# Convincing calves to eat grain



## SapphireFarms (Apr 13, 2017)

We have two bottle calves. A steer about 7 weeks old (orphan), and a heifer about 4.5 weeks old (was a twin...momma didn't have enough milk for both).

They are both taking the bottle great, two feedings a day right now...following the directions on the bag...seem to be doing great. I have them both in a corral right now (but it has some grass growing etc), have had them in a large box stall together for a couple days of nasty weather, and have even let them out into a small fenced pasture we have that is green as green can be.

The steer is grazing lots, and even when I feed bottle, his lips are green from the grass. The heifer is also grazing quite a bit, but of course not as much as the steer as he's older and quite a bit bigger.

Since day 1 that we've had them, I have had calf starter available to them. I have been hand feeding them...ie...actually placing small amounts in their mouths and they chew it right up. The steer has even started nuzzling towards my hand as I hold some. (I should say, this is done after both AM and PM bottle feeds). The thing is, on their own, they haze ZERO interest in the grain. The days they were in the box stall, they maybe ate a touch, but maybe that's because they had no grass available?

I have tried not increasing bottle concentration of milk replacer, maybe making them just a touch hungrier...? I have sprinkled some of the milk replacer fluid on the grain.
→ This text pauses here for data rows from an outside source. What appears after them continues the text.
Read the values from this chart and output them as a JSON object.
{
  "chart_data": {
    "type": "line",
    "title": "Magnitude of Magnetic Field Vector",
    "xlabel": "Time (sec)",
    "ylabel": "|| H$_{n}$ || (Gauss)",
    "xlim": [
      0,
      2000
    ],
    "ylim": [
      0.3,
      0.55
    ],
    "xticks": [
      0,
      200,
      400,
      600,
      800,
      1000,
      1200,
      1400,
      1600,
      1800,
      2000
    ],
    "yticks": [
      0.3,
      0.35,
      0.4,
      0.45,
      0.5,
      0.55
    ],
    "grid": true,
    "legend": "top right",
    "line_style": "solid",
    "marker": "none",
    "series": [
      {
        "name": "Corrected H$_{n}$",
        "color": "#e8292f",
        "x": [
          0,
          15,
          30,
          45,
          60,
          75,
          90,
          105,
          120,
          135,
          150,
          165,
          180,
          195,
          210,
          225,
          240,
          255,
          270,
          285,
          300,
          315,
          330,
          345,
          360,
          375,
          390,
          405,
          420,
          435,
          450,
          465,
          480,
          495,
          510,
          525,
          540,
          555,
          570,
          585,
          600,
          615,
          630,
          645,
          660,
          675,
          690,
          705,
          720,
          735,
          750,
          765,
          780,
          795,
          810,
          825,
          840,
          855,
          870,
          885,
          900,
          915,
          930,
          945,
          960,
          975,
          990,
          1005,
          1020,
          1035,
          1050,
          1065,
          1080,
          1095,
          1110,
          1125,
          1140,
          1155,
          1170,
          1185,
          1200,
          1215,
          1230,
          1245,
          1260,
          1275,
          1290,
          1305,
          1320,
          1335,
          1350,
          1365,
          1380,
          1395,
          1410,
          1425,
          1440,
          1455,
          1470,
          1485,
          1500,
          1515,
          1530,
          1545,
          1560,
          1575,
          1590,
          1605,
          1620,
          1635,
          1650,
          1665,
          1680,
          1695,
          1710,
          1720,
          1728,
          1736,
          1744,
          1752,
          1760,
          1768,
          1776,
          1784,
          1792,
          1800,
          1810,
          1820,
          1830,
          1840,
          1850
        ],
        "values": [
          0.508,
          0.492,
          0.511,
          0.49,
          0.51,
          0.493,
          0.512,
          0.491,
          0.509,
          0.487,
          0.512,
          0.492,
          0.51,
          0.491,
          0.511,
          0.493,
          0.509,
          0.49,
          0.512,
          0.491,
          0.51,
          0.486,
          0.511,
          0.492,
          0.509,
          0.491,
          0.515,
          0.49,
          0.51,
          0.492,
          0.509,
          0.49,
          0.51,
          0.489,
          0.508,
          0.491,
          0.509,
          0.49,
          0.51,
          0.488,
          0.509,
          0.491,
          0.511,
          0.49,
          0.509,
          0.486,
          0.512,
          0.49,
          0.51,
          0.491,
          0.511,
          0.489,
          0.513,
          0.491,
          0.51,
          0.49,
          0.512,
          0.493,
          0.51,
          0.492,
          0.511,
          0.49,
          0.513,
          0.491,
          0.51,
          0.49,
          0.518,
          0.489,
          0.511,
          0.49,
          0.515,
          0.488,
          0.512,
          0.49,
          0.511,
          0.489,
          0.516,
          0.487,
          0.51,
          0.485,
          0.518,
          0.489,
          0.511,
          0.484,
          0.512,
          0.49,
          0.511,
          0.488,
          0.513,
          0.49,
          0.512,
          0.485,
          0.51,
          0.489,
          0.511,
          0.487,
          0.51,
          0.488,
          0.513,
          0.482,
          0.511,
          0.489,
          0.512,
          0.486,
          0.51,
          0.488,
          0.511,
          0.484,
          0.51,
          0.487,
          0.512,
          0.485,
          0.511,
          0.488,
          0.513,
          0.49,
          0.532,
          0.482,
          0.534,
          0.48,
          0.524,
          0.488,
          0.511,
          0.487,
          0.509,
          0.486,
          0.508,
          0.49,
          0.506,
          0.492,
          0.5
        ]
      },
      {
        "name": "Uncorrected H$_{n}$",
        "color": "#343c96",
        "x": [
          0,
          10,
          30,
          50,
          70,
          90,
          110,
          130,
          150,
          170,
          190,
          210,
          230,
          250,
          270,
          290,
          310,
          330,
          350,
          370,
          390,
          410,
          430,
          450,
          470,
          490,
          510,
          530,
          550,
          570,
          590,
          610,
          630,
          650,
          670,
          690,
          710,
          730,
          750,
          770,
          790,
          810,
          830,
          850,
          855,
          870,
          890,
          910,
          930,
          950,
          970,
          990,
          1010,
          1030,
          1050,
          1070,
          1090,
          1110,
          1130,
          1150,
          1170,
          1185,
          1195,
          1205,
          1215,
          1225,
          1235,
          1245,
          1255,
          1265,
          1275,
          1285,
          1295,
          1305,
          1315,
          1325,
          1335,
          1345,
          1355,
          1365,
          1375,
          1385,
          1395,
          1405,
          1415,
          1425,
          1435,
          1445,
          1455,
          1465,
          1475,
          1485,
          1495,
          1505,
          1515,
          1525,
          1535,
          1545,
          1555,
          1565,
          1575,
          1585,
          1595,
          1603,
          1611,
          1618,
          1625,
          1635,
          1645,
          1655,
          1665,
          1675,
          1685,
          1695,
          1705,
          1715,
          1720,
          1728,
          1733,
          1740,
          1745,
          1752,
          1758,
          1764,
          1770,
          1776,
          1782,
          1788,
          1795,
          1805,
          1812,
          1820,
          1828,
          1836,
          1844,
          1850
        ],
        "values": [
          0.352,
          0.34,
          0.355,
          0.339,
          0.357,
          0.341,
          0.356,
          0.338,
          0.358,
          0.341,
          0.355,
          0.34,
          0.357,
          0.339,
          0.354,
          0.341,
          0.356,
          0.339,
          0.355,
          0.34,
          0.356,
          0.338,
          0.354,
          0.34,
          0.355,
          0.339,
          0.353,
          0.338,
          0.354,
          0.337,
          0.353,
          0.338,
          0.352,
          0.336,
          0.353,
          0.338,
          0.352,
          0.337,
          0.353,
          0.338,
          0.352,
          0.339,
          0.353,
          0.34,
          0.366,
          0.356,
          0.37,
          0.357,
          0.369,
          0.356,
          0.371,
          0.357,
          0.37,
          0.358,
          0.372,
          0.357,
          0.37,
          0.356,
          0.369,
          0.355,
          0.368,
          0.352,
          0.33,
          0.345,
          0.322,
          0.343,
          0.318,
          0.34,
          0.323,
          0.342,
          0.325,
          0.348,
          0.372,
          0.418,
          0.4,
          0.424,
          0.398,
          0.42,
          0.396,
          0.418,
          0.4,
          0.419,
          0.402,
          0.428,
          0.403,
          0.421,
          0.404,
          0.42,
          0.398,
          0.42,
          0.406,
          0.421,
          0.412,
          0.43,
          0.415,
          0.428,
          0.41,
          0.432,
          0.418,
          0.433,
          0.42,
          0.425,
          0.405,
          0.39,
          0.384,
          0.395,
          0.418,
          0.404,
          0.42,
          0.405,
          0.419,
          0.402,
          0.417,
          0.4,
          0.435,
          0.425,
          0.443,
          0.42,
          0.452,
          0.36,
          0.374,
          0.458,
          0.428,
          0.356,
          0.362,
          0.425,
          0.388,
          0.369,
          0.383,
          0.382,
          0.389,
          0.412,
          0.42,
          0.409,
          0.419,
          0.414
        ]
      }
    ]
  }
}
I have tried mixing grass and grain in a trough...they eat the grass...and of course some grain (a tiny bit) by association. But I just can not get them interested in the calf starter. I may try sprinkling some milk replacer powder on the calf starter tomorrow...maybe that'll help?

Any tips from those experienced in this type of thing? Any tricks that have helped you get them eating more? What are the chances that the grazing is filling them up and they just aren't hungry enough for the grain?


----------



## FarmerJoe (Nov 14, 2009)

Does your calf starter/ grain have molasses mixed with it? If it is sweet, they will like it better. They may very well be filling up on the grass. It should be ok. I've had dairy cows that ate so much grass they refused grain. Maybe have a salt/ trace mineral block available if they want it.


----------



## Oregon1986 (Apr 25, 2017)

Calves love the molasses


----------



## SapphireFarms (Apr 13, 2017)

I did try oats with molasses one day that I have for my horses...maybe I'll try adding a little in there for the next couple of days more consistently.

(I do have a salt block in there, and water...don't seem to interested in it...at least now)


----------



## G. Seddon (May 16, 2005)

They are probably a little young to really go nuts for grain, but some calf manna sprinkled on top might encourage them.


----------



## haypoint (Oct 4, 2006)

Whole grains might not be so easy for them to eat. Is your calf starter grain ground?


----------



## sammyd (Mar 11, 2007)

Unless you plan on feeding them milk for the next 5 or so months, get them off the grass and get them on the grain.
At this point the grass is doing nothing for them but filling their bellies and causing them to not be interested in the grain.


----------